Jacques Hurtubise
Canadian artist, Paul-Emile Borduas Award

Canadian artist Jacques Hurtubise was born in Montreal in 1939. A graduate of the Montreal School of Fine Arts in 1960 and a recipient of the Max Beckman Scholarship, allowed him to continue his studies in New York. He discovered abstract expressionism in the 1960s, greatly inspired by New York artists. However, around 1964-64, Jacques Hurtubise says he is influenced mainly by the Plasticians. He represents Canada with Jack Bush at the Sao Paulo Biennial. Back in Montreal, Jacques Hurtubise works with the artists of the movement of the Plasticiens (constituted among others by Fernand Toupin).
In the 60s, Hurtubise began to introduce "splash" on a hard-edge surface.The shapes were first drawn and then cut to be filled with colors by the artist. Hurtubise's work is characterized in these years to geometric shapes and so-called splash all in flat. To avoid wasting by a splash effect missed on a background of several colors, Hurtubise decided to control the stain on a paper he uses then, as a stencil, he reproduced this task in a repetitive way that forms an optic.The most important thing about Hurtubise is that these works have a relation between background and splashes.

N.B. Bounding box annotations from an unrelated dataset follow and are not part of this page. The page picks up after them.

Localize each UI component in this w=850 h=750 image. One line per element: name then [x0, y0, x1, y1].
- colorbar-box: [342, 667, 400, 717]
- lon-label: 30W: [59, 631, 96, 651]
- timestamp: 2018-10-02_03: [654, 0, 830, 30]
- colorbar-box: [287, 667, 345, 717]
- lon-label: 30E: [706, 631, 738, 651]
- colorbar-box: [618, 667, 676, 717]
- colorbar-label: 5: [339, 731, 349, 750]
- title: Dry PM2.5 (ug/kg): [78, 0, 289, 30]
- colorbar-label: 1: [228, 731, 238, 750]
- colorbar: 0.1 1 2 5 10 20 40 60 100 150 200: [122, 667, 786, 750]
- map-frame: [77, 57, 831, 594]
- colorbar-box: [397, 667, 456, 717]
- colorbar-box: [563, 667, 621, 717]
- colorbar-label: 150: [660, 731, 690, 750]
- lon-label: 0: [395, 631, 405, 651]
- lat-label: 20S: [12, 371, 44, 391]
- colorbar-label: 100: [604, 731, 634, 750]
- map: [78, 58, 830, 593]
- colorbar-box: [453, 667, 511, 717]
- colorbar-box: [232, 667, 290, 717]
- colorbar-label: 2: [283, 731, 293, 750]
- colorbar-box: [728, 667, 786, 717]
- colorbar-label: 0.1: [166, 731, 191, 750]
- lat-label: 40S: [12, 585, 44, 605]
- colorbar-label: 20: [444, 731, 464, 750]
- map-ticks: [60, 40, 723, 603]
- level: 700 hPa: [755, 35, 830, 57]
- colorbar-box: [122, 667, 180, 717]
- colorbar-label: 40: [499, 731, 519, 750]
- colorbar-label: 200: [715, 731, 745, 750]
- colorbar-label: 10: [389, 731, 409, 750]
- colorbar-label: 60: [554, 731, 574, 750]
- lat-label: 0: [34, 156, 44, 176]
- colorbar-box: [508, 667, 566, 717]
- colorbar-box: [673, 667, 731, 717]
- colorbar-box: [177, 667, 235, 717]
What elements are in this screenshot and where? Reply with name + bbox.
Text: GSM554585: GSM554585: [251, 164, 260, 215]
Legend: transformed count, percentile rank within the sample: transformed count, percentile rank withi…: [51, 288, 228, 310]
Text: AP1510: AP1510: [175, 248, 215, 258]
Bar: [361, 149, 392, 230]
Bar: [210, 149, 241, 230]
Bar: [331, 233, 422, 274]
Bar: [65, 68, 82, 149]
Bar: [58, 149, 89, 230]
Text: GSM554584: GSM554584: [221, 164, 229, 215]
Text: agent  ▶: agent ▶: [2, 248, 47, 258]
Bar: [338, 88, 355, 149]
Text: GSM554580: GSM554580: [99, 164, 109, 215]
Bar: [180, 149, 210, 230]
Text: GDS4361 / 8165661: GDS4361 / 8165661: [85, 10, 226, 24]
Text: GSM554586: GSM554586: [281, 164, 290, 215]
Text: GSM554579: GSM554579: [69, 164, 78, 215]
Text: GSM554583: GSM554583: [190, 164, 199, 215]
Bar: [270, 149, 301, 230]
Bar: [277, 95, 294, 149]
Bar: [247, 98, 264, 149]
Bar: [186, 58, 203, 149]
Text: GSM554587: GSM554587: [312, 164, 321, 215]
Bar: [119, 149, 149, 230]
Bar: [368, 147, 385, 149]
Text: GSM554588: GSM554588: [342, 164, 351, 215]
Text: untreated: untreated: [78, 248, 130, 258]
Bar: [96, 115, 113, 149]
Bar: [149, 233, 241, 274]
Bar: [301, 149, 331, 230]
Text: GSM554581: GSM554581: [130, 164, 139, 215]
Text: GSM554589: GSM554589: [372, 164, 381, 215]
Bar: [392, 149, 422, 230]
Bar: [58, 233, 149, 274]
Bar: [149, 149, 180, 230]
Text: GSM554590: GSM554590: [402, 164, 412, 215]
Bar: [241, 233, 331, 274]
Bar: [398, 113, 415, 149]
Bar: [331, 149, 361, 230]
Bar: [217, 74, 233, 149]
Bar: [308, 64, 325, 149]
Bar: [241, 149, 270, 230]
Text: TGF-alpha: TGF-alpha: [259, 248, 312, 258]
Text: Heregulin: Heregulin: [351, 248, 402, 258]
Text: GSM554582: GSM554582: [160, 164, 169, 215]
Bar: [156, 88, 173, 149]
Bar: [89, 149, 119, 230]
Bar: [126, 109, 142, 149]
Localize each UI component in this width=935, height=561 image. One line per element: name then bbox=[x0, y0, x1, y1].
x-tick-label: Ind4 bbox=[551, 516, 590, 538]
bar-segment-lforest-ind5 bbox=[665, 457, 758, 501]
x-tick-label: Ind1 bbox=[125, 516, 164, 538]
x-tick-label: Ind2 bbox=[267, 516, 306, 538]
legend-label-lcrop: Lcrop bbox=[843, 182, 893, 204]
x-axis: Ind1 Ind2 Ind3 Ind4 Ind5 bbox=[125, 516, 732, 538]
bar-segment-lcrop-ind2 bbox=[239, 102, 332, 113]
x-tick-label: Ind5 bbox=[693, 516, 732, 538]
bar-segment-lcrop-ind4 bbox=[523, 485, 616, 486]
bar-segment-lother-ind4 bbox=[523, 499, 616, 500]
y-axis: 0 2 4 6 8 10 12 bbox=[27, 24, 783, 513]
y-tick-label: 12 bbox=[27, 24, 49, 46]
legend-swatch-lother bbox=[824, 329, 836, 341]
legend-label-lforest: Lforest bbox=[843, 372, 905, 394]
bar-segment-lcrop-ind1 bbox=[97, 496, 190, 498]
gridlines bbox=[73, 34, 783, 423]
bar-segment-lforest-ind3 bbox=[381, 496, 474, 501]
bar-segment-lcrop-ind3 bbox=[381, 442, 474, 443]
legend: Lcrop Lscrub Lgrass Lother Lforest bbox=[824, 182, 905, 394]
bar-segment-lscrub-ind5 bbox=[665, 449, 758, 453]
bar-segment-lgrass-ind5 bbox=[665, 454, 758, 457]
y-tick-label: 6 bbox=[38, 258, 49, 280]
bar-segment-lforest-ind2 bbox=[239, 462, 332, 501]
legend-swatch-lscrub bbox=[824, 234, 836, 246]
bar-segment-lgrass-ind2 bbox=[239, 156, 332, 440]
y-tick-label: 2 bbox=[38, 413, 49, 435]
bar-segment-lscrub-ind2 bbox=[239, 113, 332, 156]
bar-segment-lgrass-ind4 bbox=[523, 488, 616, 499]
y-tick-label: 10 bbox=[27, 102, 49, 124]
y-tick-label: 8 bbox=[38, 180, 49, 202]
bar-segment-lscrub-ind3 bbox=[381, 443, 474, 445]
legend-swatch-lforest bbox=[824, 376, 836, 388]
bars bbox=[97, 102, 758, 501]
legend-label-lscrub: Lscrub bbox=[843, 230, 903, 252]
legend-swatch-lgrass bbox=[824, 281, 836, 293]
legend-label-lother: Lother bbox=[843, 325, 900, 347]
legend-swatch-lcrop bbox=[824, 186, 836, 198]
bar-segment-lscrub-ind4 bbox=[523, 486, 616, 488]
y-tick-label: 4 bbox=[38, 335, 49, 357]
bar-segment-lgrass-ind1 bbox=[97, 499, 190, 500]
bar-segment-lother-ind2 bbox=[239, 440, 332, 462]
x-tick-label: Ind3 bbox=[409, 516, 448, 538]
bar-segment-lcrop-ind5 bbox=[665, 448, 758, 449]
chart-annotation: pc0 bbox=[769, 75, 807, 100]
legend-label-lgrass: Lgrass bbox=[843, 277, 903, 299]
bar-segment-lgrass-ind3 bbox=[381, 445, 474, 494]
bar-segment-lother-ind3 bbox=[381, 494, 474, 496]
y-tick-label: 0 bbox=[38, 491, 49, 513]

The works of the 70s, as for them were created with fluorescent paint. Which led him to the period "blackouts" Then, in the mid-seventies, Hurtubise realizes his paintings with drippings (droplets) organized.
He received the Victor-Martyn-Lynch-Staunton Prize from the Canada Council for the Arts in 1993 and the Paul-Émile-Borduas Award in 2000. His work is exhibited at the Montreal Museum of Fine Arts, the Musée du Québec and the Musée d contemporary art of Montreal. Hurtubise's work has also been exhibited in several major cities, including Paris, London and Sao Paulo.
Jacques Hurtubise dies in Nova Scotia in 2014.